# what type of bloodline is my pit?



## laluna111 (May 29, 2009)

i love love love my two pits, obviously my female is a blue but im not too familiar with the bloodlines of pits (i would like to be if you have any input ) but my male is such an odd color i love it and i would just like to tell people what kind of pit to call him, my vet calls him merle or reverse brindle? but i dunno, look at my pictures and tell me what you think its Haze.


----------



## performanceknls (Apr 4, 2009)

Without a pedigree it is impossible to tell what bloodline a dog is.
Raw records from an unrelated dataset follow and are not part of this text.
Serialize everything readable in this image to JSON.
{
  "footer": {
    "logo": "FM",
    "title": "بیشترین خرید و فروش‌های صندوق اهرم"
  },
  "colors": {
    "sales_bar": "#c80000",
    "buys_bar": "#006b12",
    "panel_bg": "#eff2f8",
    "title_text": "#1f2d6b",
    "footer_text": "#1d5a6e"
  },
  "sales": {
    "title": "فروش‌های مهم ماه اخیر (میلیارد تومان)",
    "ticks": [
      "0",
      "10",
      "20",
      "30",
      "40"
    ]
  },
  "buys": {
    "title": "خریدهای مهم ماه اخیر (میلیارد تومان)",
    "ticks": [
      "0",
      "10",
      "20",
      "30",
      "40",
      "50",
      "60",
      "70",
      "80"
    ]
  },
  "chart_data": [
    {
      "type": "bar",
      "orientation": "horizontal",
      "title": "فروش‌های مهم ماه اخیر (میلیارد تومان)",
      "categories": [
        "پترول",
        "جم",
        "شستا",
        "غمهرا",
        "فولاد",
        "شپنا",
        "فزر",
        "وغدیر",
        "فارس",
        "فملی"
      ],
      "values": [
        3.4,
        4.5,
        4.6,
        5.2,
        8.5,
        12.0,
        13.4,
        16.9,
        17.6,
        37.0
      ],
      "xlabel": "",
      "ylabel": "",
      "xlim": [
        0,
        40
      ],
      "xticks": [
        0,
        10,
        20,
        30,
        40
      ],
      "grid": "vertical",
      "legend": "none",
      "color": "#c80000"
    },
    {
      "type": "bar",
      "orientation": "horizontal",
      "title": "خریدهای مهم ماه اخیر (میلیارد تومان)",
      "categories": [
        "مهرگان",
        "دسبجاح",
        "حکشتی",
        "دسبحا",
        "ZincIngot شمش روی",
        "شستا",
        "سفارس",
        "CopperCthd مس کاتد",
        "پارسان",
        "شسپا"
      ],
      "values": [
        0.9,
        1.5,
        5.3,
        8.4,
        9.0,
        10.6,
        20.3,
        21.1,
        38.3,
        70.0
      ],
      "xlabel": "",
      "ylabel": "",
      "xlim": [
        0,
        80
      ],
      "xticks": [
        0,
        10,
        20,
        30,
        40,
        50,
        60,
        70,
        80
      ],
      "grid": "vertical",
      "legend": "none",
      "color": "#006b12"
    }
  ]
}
Some bloodlines have certain characteristics but again impossible to know for sure unless you have a pedigree we can look at.


----------



## laluna111 (May 29, 2009)

yeah his dad was registered but his mom wasnt and the guy we got him from left town before we got "papers" so we cant get him registered (even if we wanted to we couldnt because of his mom) i guess im just trying to ask what his real name of his color is


----------



## American_Pit13 (Apr 23, 2007)

As far as bloodline you will not know with out papers but bloodline has nothing to do with color. Haze is a Merle.

This is a blue brindle








This is a black brindle








This is a Merle which is not an accepted APBT color. 









Their is no reverse brindle. The color of brindle is is what you call it as.


----------



## razors_edge (Jun 2, 2009)

dude honestly cant no1 really tell without the sire and dams pedigree......its just a pit


----------